【現代恋愛】【完結】執着的な御曹司は15年越しの愛を注ぐ
 膝に力が入らなくなって、誠さんに腰を支えられてしまう。

「まこと、さん」

「……さすがにゆきのを目の前にして2回連続のお預けはできそうもないな」

「きゃ……っ!」

 1人で立つことさえままならなくなっている私を、誠さんは軽々と抱き上げて、ベッドの上に下ろした。
 誠さんが私の上にジャケットを脱いで、ネクタイを緩めながら覆いかぶさる。
 片手で間接照明以外のライトが落とされて、これから始まる行為に緊張が走る。

「……昨日の朝だって少しでも触れられればそのまま襲いかかってしまいそうで自分が怖かったくらいだ」

 冗談っぽく笑う彼に、私は醜態を思い出して誠さんの下でわたわたと焦る。
 朝、ネクタイに触れようとして避けられたまさかの理由に一気に恥ずかしくなってくる。
 誠さんが私の腰を浮かせて、ドレスの背中のファスナーをゆっくりと下す。
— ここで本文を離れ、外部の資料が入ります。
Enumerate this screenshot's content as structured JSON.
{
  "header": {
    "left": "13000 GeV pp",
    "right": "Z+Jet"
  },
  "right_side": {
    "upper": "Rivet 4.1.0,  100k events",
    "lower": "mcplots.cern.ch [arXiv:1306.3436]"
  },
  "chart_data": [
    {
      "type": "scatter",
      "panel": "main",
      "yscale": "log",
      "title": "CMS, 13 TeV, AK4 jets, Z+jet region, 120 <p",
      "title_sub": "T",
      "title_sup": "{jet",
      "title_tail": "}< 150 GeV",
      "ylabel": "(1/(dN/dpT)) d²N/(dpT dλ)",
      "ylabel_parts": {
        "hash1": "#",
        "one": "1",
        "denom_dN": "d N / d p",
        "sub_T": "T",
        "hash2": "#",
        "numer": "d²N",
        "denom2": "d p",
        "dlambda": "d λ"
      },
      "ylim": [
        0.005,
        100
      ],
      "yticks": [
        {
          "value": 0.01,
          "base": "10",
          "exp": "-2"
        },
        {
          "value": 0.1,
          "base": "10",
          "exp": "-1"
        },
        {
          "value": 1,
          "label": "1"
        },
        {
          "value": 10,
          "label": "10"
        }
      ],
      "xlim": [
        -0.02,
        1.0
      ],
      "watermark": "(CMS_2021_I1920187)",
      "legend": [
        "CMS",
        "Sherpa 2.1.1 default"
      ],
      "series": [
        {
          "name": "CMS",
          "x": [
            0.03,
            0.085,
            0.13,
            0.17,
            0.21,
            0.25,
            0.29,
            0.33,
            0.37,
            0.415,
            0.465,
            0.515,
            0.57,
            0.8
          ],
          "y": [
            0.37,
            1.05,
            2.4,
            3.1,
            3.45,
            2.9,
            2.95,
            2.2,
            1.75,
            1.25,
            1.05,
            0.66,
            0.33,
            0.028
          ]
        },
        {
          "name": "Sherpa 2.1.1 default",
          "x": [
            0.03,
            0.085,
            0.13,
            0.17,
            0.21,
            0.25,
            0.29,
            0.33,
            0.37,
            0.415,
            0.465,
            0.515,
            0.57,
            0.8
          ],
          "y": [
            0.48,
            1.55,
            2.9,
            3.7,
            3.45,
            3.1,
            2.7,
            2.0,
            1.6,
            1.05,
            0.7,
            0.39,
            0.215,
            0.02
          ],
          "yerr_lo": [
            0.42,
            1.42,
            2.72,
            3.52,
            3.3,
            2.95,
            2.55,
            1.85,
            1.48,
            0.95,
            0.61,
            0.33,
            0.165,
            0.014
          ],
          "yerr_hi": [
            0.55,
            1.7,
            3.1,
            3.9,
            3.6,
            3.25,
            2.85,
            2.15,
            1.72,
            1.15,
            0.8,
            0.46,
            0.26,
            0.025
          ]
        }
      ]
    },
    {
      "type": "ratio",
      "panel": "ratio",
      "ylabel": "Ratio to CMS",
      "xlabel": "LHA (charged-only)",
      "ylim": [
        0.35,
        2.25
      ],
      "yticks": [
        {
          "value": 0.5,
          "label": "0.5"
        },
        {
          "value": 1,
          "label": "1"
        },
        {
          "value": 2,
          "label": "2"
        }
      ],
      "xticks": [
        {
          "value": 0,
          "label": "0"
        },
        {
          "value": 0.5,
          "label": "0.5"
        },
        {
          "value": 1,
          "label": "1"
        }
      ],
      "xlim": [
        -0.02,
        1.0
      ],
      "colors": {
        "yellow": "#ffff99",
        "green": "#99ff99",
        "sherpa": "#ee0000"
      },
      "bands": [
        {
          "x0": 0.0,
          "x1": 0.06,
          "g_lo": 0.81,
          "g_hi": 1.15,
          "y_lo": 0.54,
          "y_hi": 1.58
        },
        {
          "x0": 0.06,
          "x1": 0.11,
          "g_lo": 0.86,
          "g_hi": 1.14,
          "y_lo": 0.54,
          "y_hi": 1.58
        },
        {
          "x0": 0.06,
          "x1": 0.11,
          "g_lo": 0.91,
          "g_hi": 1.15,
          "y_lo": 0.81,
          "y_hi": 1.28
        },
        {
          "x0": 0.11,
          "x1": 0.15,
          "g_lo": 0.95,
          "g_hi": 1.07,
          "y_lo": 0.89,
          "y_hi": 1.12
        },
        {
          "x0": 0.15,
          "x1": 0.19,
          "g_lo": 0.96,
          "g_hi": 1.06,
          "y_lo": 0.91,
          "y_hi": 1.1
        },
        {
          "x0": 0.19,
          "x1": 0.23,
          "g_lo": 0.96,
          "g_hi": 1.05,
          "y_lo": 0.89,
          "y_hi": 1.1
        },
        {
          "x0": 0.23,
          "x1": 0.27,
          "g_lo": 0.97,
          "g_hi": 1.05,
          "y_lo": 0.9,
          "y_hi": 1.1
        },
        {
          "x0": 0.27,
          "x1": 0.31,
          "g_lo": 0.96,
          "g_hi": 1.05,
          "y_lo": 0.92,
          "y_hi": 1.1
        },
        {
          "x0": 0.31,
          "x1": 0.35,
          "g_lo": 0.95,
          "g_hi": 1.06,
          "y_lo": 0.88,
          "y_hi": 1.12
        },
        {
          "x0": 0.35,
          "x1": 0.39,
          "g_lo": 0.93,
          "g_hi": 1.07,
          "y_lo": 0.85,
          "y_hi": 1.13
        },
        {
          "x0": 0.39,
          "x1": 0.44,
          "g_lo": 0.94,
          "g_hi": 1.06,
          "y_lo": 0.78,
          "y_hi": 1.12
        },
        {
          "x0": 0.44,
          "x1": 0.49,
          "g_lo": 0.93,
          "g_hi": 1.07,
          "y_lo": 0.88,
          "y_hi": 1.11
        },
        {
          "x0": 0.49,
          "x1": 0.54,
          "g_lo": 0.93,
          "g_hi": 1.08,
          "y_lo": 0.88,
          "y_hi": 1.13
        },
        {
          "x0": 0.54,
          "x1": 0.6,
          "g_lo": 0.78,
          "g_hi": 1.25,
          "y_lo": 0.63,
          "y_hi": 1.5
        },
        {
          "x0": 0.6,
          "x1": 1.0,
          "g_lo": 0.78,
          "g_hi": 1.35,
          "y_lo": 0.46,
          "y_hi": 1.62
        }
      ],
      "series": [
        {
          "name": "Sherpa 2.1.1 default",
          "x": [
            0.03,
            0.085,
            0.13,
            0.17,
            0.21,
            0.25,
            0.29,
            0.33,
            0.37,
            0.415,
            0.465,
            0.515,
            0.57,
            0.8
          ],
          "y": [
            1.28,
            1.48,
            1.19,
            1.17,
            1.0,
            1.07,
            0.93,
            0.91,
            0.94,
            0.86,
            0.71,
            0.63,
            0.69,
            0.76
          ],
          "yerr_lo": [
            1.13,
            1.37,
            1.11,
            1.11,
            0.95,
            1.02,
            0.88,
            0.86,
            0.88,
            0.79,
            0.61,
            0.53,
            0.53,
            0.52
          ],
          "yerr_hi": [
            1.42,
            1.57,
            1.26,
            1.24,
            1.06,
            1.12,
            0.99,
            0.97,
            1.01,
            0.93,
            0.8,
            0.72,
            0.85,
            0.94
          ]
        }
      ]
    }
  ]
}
そして、ぴたりと止めた。

「……今ならまだ止められる。嫌なら言ってくれ。最愛の妻に手荒な真似はしたくない」

 妻、その言葉にどきりとした。そうだ。私はこの人の、誠さんの妻で、誠さんは私の夫なのだと改めて自覚する。

「……嫌なはず、ないです。私の夫なら我慢しないでください。私も、我慢しないです」

 言葉がしり窄みになる。自分で言っていて恥ずかしい。誠さんの綺麗な瞳が大きく開かれて、愛おしげに細められる。